Off top, we’ve got to stop aspiring to be like people outside of our tax brackets — unless you’re inspired by their entrepreneurship. Trying to physically look like a celebrity when you’re a part of the 99% will never work out for you (mentally or physically), and trying to mimic the lives of people you only see through a glimpse of a vine or ‘gram or Tweet who have ample means to “be great” at all times or at least create the allusion of it is foolish. But even if Ayesha and Steph Curry were a couple at your local Home Depot, putting either of them on a pedestal as the Holy Grail of couples is more telling about you and your choices than it is there’s.
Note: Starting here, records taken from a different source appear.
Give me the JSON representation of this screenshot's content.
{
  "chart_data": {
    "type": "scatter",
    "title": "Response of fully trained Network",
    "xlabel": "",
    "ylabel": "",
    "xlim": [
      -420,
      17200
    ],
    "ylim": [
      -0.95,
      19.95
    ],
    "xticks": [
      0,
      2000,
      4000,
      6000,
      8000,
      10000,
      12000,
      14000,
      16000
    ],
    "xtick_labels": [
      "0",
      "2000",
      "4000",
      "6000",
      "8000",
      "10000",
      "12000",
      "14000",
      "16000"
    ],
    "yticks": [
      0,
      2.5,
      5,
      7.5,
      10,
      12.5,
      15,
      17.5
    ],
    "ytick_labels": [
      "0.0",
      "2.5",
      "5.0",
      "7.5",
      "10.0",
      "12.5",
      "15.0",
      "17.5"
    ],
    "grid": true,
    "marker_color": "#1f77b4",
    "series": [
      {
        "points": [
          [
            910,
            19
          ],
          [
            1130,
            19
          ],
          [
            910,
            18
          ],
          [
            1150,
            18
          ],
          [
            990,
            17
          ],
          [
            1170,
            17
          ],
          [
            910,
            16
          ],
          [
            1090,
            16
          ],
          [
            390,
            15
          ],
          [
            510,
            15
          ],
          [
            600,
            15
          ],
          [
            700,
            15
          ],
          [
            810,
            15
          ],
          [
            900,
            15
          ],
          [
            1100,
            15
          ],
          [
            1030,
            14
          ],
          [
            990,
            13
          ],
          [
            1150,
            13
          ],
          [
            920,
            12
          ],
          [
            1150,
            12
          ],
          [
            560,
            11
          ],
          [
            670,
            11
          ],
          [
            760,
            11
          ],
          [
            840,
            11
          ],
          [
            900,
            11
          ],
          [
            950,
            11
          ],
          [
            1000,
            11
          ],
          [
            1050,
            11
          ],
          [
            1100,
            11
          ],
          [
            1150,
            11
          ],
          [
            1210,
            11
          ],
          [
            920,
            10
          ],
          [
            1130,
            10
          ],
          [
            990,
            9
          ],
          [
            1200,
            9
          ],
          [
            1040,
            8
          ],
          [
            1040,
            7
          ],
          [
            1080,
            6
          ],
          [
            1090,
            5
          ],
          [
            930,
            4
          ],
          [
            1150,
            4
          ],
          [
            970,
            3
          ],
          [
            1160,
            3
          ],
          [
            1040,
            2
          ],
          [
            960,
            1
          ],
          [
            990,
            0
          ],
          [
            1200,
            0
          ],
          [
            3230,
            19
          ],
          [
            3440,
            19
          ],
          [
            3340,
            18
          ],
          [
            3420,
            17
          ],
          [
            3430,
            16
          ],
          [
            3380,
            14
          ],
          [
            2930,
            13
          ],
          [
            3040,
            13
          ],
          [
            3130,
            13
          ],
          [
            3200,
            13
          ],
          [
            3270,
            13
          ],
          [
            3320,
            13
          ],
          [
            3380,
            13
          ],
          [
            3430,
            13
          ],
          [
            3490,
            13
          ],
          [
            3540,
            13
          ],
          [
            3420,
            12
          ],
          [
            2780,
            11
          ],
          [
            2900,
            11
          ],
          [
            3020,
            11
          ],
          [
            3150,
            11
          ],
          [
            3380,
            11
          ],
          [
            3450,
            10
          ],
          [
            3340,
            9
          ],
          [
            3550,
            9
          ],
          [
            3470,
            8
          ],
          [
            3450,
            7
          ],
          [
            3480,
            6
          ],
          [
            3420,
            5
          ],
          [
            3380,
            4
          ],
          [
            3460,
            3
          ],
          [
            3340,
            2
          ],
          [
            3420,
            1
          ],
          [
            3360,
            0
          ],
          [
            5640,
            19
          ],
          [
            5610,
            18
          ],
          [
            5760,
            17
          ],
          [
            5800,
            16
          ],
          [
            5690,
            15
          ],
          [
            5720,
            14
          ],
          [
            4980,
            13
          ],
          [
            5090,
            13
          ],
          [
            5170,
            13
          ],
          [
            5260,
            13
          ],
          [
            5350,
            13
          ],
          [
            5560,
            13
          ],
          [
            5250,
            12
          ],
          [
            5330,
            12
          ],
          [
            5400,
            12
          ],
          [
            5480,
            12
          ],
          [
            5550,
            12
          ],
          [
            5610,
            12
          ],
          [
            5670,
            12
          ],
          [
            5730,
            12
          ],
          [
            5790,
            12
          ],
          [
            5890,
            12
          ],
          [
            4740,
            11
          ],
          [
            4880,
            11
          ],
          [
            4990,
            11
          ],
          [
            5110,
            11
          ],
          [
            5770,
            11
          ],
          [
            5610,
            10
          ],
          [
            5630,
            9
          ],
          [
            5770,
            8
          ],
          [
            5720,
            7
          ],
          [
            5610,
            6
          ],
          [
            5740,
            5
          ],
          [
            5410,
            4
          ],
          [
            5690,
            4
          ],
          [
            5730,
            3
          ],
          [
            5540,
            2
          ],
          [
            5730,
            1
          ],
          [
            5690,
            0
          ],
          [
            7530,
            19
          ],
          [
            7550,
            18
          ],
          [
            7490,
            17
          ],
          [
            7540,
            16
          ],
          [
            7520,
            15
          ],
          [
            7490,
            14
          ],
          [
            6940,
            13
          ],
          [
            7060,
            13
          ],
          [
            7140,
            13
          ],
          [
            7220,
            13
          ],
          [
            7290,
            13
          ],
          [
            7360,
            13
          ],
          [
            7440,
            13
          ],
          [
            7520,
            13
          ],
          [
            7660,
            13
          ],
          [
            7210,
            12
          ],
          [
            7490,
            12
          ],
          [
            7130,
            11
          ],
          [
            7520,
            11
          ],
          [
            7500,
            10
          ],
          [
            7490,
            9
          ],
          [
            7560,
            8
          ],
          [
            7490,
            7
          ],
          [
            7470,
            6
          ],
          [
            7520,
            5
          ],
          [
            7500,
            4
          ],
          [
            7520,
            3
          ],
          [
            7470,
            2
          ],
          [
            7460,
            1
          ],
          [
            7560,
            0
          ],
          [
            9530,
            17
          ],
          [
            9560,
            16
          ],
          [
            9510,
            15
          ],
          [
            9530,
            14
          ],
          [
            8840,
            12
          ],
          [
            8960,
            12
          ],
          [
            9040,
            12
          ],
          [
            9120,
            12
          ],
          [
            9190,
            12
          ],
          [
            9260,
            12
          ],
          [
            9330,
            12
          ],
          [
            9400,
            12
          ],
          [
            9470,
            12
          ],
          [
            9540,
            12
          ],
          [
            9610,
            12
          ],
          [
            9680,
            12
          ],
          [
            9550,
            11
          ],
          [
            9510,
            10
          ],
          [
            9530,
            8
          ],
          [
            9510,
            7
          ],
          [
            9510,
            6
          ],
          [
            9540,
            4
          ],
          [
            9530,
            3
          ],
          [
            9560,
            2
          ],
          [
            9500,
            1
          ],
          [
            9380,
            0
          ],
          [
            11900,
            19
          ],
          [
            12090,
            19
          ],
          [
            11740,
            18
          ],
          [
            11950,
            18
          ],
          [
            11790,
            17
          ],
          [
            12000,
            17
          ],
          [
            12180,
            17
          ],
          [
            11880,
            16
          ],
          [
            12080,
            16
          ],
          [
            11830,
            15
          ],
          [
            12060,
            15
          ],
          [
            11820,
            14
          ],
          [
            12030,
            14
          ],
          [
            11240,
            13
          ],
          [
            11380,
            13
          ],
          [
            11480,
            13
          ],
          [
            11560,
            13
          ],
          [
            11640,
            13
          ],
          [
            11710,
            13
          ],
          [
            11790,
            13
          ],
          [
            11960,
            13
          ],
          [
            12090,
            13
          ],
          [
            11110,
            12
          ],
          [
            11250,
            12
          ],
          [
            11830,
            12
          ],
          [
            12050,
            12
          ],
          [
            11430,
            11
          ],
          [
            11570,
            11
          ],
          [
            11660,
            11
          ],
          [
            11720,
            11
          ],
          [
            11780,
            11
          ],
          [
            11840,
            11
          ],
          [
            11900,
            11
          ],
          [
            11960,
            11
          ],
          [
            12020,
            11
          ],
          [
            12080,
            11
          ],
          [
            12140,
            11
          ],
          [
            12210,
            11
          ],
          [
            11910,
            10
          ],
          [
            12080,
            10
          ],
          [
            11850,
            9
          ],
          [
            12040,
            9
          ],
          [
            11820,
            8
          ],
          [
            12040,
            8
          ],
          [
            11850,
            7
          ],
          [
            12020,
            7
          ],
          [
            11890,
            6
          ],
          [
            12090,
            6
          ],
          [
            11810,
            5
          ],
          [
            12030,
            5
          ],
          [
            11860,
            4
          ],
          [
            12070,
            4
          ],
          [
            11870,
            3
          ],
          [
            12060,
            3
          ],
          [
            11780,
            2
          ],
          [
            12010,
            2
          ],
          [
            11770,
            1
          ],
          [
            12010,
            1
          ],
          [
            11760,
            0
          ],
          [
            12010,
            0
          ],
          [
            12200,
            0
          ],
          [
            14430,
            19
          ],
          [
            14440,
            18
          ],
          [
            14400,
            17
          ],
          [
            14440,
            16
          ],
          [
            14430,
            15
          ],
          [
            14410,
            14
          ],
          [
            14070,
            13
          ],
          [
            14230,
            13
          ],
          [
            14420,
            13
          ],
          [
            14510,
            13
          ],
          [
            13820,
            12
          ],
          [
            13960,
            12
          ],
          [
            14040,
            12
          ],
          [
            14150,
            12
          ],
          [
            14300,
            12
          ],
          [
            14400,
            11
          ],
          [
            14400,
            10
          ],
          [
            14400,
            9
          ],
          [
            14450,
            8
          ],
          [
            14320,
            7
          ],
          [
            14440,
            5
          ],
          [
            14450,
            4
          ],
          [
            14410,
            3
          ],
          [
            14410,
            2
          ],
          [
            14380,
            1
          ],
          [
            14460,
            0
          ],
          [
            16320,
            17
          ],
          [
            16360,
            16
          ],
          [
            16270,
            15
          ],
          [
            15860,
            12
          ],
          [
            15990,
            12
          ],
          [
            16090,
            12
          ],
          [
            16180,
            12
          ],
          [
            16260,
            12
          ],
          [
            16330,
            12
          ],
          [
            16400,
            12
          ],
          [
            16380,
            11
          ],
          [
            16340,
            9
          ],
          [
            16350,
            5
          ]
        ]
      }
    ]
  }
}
While everyone is entitled to like what they like, I don’t think it’s a coincidence that the first people proclaiming “I need a Michelle/Beyonce/Ayehsha” are often nowhere near the caliber of a partner that would attract such a woman. To absolve themselves of the responsibility of their poor relationship choices, they treat these women like unicorns and put up a farse to convince the masses — or their 500 followers — that they would stop treating women like trash if they were worth it, like apparently only Ayesha is. And it’s those types of remarks that then cause women to become defensive and accuse Ayesha of slut-shaming when she shares how she likes to dress, simply because a subset of men took her personal preference and ran with it.

It’s sad how a real display of affection between a man and a woman can turn into fictitious declarations of how the average man and woman poorly live their lives. If people spent more time living instead of hoping, wishing, and hashtag praying to be like two people they’ve never met a day in their lives, the myth of Ayesha Curry’s rareness would die and there’d be far more appreciation for what the young couple of color represents to the masses. Let’s focus on that and keep our #RelationshipGoals to ourselves.